# yet another ebay question



## TwiceBlessed (Nov 8, 2006)

I won something back in july (actually I think it was a buy it now item) and paid as normal.  Then got a message from ebay to say the seller had broken the rules of ebay and to arrange a refund with seller which i did.
Today nearly three months later the item has arrived....now what do I do?  Its not showing up as I need to pay for it.  TBH its not really suitable now as its a summer item for K although it will eventually fit E I guess but the season is a bit out...

Am I obligated to send it back?  Presumably she cant give me bad feedback because its not on my bought items list thing....I feel I should pay for it but dont know what warranted it being delisted...

weird


----------



## ☼♥ Minxy ♥☼ © (Jan 13, 2005)

Hello 

I would contact eBay customer services...or if you paid by Paypal then contact them directly.  Did the seller respond to your request for a refund ? 
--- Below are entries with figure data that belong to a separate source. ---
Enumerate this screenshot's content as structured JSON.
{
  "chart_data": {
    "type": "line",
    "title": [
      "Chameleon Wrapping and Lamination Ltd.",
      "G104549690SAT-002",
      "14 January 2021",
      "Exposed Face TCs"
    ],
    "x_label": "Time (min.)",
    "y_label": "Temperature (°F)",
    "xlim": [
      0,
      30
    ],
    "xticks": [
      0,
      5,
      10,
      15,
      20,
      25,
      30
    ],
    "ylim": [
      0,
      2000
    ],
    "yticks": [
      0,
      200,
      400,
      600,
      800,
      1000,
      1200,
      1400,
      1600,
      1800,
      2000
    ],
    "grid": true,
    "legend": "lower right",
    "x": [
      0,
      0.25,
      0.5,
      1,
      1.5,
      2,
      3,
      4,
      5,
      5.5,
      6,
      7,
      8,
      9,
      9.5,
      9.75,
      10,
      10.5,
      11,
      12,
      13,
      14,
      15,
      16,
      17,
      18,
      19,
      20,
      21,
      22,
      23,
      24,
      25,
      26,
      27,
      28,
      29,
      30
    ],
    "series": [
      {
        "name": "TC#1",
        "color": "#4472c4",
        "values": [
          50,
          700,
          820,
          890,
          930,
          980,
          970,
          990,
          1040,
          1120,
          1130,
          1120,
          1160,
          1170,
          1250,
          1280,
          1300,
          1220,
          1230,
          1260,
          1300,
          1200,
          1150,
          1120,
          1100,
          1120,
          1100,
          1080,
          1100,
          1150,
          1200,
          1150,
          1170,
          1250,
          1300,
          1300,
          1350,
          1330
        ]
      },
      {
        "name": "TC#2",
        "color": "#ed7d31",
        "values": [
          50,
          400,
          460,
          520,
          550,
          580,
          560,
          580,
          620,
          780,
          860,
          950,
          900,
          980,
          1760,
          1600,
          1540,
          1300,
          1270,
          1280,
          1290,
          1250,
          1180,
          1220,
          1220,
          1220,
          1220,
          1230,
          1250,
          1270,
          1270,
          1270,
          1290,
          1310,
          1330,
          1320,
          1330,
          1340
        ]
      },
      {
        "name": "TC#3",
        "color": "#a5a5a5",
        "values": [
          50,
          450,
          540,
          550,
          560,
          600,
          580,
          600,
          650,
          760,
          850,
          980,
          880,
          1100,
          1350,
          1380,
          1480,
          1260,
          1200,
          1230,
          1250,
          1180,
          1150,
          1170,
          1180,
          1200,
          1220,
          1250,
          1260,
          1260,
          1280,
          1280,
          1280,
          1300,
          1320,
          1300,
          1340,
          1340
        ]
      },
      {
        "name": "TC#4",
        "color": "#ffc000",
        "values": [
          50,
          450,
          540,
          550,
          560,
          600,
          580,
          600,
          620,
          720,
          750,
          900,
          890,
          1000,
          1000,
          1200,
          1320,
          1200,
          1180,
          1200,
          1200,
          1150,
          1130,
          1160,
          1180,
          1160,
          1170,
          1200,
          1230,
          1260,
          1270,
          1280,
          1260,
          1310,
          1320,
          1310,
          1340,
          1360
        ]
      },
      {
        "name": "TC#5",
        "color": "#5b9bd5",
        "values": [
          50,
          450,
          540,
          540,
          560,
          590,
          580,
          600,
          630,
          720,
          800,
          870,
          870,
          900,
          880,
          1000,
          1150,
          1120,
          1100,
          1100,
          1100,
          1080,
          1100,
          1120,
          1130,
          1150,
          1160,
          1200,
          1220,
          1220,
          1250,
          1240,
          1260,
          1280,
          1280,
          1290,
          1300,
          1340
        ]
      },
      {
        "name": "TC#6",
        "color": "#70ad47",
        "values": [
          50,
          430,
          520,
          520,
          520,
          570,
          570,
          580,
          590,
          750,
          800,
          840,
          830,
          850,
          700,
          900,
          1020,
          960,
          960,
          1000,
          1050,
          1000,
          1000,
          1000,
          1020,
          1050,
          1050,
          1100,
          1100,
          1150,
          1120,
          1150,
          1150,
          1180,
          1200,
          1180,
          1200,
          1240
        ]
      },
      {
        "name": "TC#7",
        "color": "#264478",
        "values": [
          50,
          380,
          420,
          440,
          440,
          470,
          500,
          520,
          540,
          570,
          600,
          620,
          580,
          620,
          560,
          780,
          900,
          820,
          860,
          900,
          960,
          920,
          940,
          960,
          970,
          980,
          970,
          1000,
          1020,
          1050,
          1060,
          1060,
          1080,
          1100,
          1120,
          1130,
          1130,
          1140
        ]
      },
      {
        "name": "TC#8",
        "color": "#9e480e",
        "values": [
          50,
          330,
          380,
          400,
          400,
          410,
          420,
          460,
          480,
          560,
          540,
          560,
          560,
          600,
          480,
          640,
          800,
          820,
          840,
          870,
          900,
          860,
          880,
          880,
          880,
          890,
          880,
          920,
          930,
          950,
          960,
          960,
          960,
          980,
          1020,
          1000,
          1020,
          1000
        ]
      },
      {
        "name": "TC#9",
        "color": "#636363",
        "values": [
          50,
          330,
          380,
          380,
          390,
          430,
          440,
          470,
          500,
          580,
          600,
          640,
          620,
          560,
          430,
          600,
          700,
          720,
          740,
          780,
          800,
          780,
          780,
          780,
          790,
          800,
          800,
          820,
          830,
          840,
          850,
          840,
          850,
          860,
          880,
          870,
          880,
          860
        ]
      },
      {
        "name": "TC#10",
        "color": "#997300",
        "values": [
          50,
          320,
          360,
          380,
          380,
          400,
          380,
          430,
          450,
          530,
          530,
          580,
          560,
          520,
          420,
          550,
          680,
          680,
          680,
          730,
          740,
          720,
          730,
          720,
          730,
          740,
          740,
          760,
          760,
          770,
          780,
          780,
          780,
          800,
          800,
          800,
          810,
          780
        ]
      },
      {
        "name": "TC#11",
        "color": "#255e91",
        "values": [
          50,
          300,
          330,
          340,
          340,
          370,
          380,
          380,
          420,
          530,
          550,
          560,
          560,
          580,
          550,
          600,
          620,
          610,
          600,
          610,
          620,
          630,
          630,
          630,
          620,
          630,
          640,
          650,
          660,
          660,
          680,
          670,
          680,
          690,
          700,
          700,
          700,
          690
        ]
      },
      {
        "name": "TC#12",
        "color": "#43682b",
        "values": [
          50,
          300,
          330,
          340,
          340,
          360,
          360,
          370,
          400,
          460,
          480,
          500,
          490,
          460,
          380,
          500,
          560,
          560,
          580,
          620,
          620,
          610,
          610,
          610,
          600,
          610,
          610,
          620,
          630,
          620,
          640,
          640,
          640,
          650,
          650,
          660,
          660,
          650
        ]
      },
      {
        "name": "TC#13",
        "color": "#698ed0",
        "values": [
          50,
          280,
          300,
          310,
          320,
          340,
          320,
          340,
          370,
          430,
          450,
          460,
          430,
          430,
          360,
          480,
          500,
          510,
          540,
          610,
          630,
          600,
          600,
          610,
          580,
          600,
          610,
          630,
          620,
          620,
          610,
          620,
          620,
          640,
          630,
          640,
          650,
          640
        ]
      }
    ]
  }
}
Is the seller showing as "no longer registered" or are they still selling ?  They can't leave you feedback if they're nolonger registered.  What was the date stamp on the postal mark...has it been delayed through postal strikes etc or has it taken this long to post ?

Personally (and this is just my opinion) as a long time buyer and seller on eBay, if you've had this email from them and should've been refunded then I would keep it (or sell it on) and that's that, especially if it's taken over 3mths to arrive  ....maybe you feel that's dishonest but there is obviously a reason why the item was removed, albeit after you'd bid and paid.  If I'd sold an item and it took 3mths to arrive I would've had buyers complaining well before that and I would've refunded immediately...and if I hadn't then the new rules state that Paypal will refund and the seller has to have the funds to cover this.

Alternatively send back to seller by recorded trackable post and let Paypal know as if any queries all you have to do is provide the tracking number and they'll refund if seller doesn't.


Sorry if that's not much help but that's what I'd do.

Take care
Natasha x


----------



## ~ Chux ~ (Apr 8, 2003)

I would do/say nothing and wait for the seller to contact you, then I would offer to return it at their expense.

Chux xx


----------